DETROIT (97.1 The Ticket) — The Detroit Tigers finally broke out of their offensive slump on Saturday in the form of seven runs in the third inning and 12 total on the afternoon.
Victor Martinez and hot-swinging rookie, Eugenio Suarez both belted home runs while the team batted 9-for-19 with runners in scoring position.
You wouldn’t think such a performance would also require a Tigers reliever getting a save, but Ian Krol tallied one in the Tigers’ 12-9 victory over the Minnesota Twins. Krol was one of four Tigers relief pitchers who posted a combined line of 2.2 innings pitched, eight hits, six earned runs and three walks.
Lefty Phil Coke, who pitched one inning in relief while surrendering three runs on three hits, addressed the media following the Tigers’ win and said that some people might not understand what the bullpen goes through on a day-to-day basis.
“The way it gets spun, I mean, it’s on how it gets spun,” Coke said. “Every single one of us down there cares, and every single one of us gives everything that we have every time we take the ball.
“So if you’re going to be upset about everybody going out there and pitching there ass off, I don’t have anything to say about that.”
The Tigers bullpen has an ERA of 4.60, better only than the Houston Astros (4.67).
Before Saturday’s outing, Coke had been working on a pretty good June — a 1.80 ERA and five strikeouts in six games.
“Well it’s nice to feel my arm not hurt,” Coke said. “So I would assume that that’s probably the biggest and best thing about everything.

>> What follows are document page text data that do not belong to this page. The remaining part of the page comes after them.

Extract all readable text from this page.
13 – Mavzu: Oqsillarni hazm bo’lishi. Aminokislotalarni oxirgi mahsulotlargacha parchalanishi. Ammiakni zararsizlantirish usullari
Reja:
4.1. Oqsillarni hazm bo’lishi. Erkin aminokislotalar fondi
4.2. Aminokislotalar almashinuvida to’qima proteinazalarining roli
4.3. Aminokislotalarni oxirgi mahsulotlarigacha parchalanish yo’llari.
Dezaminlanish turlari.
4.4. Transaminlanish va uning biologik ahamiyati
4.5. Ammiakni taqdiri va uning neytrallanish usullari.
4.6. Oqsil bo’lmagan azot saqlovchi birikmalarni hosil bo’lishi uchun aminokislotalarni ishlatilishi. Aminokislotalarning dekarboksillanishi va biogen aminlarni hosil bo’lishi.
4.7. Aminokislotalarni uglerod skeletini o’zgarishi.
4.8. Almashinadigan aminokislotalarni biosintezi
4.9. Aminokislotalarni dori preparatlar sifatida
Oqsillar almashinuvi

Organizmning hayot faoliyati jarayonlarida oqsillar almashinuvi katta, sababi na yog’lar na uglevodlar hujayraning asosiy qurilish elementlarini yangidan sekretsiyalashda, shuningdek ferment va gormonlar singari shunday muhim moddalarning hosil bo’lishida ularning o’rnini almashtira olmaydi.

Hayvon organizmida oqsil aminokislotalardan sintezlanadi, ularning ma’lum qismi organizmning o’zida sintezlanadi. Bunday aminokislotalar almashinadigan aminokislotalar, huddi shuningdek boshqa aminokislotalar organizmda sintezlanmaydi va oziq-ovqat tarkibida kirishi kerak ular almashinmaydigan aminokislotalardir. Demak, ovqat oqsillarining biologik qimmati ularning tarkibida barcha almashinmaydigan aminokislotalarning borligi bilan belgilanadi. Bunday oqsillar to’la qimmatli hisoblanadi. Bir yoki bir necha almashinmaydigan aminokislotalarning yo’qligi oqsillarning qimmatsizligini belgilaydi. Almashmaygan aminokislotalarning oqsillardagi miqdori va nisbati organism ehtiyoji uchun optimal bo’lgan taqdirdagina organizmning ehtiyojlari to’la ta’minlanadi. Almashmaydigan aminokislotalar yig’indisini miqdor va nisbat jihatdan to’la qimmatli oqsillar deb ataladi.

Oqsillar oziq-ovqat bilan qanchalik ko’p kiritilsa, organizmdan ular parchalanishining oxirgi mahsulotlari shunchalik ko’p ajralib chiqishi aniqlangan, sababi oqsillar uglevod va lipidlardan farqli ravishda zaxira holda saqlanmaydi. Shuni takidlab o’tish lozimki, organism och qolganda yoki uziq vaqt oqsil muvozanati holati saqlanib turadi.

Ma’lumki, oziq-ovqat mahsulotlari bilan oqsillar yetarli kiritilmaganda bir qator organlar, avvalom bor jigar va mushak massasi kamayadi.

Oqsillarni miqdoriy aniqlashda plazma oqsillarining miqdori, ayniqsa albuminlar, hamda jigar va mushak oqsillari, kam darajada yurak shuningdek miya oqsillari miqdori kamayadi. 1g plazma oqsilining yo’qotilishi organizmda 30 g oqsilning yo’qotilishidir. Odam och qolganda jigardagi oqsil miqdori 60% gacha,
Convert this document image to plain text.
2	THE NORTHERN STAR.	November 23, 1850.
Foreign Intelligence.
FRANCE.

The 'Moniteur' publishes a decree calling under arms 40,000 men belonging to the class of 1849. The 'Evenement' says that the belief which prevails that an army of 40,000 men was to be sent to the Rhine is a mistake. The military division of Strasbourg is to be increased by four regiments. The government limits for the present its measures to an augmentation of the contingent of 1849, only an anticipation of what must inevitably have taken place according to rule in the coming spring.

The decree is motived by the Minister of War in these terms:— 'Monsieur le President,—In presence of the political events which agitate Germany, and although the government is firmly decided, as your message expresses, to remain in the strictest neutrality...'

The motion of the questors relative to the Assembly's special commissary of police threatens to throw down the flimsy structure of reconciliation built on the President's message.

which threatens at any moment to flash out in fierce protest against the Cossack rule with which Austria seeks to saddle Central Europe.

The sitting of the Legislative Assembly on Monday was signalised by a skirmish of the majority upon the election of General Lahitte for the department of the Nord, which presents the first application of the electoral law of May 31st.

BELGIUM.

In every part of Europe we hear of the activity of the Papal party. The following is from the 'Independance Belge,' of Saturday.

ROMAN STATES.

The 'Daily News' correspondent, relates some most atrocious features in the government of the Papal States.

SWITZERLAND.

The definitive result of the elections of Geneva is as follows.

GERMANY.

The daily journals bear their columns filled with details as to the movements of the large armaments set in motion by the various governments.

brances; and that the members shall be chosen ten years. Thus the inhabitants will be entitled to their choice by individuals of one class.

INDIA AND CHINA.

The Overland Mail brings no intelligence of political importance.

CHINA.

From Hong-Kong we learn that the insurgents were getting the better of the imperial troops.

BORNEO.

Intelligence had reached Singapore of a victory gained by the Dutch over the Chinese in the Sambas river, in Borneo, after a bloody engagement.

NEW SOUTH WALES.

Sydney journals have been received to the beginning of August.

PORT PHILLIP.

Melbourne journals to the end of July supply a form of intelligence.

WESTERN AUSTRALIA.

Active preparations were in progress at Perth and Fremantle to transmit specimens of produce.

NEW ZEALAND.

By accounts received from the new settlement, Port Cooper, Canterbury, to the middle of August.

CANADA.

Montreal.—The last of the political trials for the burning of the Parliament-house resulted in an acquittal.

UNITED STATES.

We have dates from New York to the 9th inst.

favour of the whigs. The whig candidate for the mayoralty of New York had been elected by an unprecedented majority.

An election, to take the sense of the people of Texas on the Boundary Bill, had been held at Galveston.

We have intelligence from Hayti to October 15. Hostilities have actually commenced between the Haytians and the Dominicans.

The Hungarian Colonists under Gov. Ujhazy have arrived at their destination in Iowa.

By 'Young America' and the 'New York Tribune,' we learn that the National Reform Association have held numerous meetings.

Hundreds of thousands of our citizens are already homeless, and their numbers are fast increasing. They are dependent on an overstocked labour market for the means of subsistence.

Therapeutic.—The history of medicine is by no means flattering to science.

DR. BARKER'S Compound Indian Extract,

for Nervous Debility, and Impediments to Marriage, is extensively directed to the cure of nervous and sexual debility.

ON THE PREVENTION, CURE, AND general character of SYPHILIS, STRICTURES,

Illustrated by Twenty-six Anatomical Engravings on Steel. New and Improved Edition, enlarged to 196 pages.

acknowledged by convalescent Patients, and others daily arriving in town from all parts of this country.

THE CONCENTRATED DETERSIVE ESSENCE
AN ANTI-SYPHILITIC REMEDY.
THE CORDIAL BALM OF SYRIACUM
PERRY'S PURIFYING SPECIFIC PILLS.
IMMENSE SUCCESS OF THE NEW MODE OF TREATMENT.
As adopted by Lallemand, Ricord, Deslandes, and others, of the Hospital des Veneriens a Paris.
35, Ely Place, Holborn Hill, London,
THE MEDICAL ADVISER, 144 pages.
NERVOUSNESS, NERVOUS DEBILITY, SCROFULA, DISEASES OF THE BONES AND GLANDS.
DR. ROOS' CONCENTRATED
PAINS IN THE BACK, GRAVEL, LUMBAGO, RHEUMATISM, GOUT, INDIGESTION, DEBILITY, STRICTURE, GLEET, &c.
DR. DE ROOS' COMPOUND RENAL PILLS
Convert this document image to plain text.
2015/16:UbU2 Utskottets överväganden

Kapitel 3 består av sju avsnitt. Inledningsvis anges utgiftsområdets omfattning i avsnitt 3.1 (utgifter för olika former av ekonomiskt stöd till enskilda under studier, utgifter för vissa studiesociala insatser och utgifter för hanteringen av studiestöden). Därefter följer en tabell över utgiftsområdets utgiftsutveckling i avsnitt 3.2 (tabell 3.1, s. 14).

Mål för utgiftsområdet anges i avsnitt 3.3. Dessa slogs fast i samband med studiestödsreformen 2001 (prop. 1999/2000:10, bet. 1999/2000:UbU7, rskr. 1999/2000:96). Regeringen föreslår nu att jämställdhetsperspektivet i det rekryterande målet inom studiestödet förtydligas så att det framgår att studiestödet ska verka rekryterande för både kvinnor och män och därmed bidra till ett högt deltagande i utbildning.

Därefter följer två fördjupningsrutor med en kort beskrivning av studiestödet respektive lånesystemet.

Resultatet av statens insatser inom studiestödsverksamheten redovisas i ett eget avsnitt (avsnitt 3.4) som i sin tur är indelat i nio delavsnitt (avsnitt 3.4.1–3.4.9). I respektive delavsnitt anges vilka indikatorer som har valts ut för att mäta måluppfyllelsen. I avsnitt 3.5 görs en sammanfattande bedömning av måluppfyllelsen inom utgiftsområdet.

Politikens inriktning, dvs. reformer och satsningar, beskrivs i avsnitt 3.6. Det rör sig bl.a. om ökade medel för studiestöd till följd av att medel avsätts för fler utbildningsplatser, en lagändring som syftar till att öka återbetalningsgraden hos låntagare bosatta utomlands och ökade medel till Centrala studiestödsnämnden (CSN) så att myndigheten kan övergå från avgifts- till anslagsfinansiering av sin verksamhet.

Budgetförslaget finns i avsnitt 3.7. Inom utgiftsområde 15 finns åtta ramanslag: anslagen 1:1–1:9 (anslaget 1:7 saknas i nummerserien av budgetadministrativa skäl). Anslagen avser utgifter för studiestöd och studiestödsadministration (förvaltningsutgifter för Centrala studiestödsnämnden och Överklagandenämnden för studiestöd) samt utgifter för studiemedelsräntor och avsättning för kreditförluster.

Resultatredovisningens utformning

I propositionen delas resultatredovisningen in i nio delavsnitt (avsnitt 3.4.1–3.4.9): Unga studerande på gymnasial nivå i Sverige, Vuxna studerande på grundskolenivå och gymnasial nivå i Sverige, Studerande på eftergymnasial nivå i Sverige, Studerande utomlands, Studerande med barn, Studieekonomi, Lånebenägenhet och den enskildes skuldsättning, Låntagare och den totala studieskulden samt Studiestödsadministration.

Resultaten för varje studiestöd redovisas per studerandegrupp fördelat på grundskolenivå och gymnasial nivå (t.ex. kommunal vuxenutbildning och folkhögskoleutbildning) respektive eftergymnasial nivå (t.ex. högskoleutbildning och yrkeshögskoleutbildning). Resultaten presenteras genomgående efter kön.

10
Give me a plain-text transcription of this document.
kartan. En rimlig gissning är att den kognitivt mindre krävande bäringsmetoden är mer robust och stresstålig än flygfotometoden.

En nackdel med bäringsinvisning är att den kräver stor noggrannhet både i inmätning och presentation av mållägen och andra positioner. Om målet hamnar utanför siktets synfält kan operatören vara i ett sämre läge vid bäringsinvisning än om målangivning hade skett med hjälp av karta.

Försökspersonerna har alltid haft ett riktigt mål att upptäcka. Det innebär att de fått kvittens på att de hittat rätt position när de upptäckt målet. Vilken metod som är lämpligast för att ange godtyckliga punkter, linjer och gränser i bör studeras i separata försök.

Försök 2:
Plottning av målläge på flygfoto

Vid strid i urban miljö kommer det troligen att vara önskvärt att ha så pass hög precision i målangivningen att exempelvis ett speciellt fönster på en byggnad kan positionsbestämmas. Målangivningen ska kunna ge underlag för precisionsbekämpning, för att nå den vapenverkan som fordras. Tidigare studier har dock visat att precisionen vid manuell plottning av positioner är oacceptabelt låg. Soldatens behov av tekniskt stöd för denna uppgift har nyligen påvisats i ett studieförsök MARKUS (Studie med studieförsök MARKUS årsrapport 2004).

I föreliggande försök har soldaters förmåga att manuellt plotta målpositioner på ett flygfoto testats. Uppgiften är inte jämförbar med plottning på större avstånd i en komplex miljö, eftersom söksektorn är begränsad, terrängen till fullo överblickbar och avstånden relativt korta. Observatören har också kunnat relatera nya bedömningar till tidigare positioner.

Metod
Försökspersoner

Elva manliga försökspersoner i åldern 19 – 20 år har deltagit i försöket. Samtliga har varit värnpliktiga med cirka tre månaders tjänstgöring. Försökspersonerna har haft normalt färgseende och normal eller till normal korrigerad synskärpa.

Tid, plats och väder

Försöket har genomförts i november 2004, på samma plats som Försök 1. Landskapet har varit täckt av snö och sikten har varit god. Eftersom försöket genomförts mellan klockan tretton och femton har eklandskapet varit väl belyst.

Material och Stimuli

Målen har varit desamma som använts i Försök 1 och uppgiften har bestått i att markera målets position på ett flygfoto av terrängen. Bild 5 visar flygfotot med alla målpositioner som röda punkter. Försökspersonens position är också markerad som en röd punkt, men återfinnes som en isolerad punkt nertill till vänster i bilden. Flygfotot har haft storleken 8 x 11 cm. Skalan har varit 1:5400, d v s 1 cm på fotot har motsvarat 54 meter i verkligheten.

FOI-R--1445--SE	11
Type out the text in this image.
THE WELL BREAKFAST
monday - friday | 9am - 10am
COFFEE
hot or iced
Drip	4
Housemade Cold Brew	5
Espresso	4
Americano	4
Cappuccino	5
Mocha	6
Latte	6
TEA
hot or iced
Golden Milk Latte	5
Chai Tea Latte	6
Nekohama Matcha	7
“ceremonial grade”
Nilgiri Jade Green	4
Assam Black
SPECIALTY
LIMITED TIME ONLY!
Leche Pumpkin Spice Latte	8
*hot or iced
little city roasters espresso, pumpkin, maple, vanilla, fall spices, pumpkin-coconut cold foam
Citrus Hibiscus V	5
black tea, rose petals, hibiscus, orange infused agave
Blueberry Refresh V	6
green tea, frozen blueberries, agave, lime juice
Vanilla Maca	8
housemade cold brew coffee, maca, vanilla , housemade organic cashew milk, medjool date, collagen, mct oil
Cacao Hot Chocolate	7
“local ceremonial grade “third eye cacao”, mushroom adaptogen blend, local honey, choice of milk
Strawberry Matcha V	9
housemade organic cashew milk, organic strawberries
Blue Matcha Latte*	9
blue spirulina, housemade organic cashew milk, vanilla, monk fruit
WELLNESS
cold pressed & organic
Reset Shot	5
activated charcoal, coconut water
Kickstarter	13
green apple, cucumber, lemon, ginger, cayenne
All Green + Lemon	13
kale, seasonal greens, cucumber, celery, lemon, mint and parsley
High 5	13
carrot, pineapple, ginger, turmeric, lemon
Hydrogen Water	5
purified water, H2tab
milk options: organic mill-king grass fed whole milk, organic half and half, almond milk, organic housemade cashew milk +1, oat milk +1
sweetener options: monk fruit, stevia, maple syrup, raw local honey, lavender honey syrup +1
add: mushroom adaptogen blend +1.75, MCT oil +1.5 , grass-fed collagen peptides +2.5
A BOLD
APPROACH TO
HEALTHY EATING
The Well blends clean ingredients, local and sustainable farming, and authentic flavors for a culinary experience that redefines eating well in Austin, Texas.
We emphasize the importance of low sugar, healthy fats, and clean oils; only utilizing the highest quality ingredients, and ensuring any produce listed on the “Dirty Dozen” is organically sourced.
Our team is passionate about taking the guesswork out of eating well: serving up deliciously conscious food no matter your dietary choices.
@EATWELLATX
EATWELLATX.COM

“I don’t like making excuses for anything. I really don’t.”
Coke then said that some events in his life may have had an effect on how he has performed with the team this season.
“If you have an issue with a family member — somebody’s dying — these things affect everybody the same way,” Coke said. “I’m not speaking for anybody else outside of myself, but I’ve had my wife’s uncle just got done battling prostate cancer, I just lost somebody that I viewed and respected greatly in my life — I just lost her to cancer. I lost my grandmother and I didn’t even get to spring training yet — I was halfway across the country and I lost my grandmother.”
“These things happen and they affect everybody the same way,” Coke said. “I don’t know what’s going on in anybody else’s life because I’m not in their personal life, but I can tell you that those things affect you.”
It seems a long way away, but it wasn’t too long ago when Coke was spiking his glove into the pitcher’s mound as he pitched the Tigers into the World Series in 2012. If he could rekindle that fire now — when the Tigers need him, and the bullpen, most — the team may be back on track for a postseason run.